Is it true that if $x\in\mathbb{R}$ for two converging sums $$\sum_{n=0}^\infty a_n x^n = \sum_{n=0}^\infty b_n x^n,$$ then $$\forall {n≥0},a_n=b_n?$$ What if $x$ is not real but complex? Or any ring?

Answer 1

Suppose the sums $\sum_{n=0}^{\infty} a_n x^n$ and $\sum_{n=0}^{\infty} b_n x^n$ exit in $\mathbb R$. Then their difference, $\sum_{n=0}^{\infty} a_n x^n-\sum_{n=0}^{\infty} a_n x^n$ makes sense in $\mathbb R$. But the sums are equal, so \begin{align} & \sum_{n=0}^{\infty} a_n x^n-\sum_{n=0}^{\infty} b_n x^n=0 \\& \Rightarrow \sum_{n=0}^{\infty}(a_n-b_n)x^n=0 \cdot x^n, \end{align} which is an identity. Therefore, comparing both sides, we have $a_n-b_n=0$ implying $a_n=b_n$ for all $n$.

Edit: In general, just read the property "if $\sum_{n \geq 0} a_n (x-c)^n$ and $\sum_{n \geq 0} b_n (x-c)^n$ are two power with radius of convergence $r_1, r_2>0$ respectively, then the two power series are equal for all $x$ such that $|x-c|<r=\min{r_1, r_2}$ if and only if $a_n=b_n$ for all $n$. Now take $x \in \mathbb{R}$, the whole set and put $c=0$. You will get the desired result.

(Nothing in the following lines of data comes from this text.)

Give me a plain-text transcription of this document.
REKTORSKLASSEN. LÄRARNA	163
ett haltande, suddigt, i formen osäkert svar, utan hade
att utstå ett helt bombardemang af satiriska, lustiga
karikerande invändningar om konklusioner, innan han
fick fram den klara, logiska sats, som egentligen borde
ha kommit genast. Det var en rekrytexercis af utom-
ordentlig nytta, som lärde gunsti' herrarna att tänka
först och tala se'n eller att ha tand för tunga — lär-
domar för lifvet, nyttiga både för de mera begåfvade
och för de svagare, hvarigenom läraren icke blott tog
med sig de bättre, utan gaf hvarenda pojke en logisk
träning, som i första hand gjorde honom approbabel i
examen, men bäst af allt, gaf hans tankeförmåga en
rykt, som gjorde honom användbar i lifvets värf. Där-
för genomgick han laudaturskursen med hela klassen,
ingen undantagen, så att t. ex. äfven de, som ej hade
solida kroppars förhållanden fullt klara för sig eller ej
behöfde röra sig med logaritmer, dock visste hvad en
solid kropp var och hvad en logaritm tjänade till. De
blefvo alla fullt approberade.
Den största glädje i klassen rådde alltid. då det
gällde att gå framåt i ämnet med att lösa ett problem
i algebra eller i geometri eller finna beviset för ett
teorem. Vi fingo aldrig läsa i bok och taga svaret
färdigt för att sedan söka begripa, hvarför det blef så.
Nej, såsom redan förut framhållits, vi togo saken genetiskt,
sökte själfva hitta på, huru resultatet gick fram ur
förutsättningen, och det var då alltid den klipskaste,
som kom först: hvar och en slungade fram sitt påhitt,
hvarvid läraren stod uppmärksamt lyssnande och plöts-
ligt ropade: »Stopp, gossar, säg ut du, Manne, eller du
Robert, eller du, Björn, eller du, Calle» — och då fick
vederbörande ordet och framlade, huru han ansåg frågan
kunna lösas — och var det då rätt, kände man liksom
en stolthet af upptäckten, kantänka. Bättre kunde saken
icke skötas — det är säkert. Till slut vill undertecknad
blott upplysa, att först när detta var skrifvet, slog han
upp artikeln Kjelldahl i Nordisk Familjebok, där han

Other method: since the two series are equal in $\mathbb R$, which is a open set, they are infinitely differentiable. Taking the first differentiation of $\sum_{n \geq 0} a_n x^n=\sum_{n \geq 0} b_n x^n$, we have $a_0+\sum_{n \geq 1}n a_n x^{n-1}=b_0+\sum_{n \geq 1} nb_n x^{n-1}$, putting $x=0$, you get $a_0=b_0$. And continue the process to get $a_n=b_n$.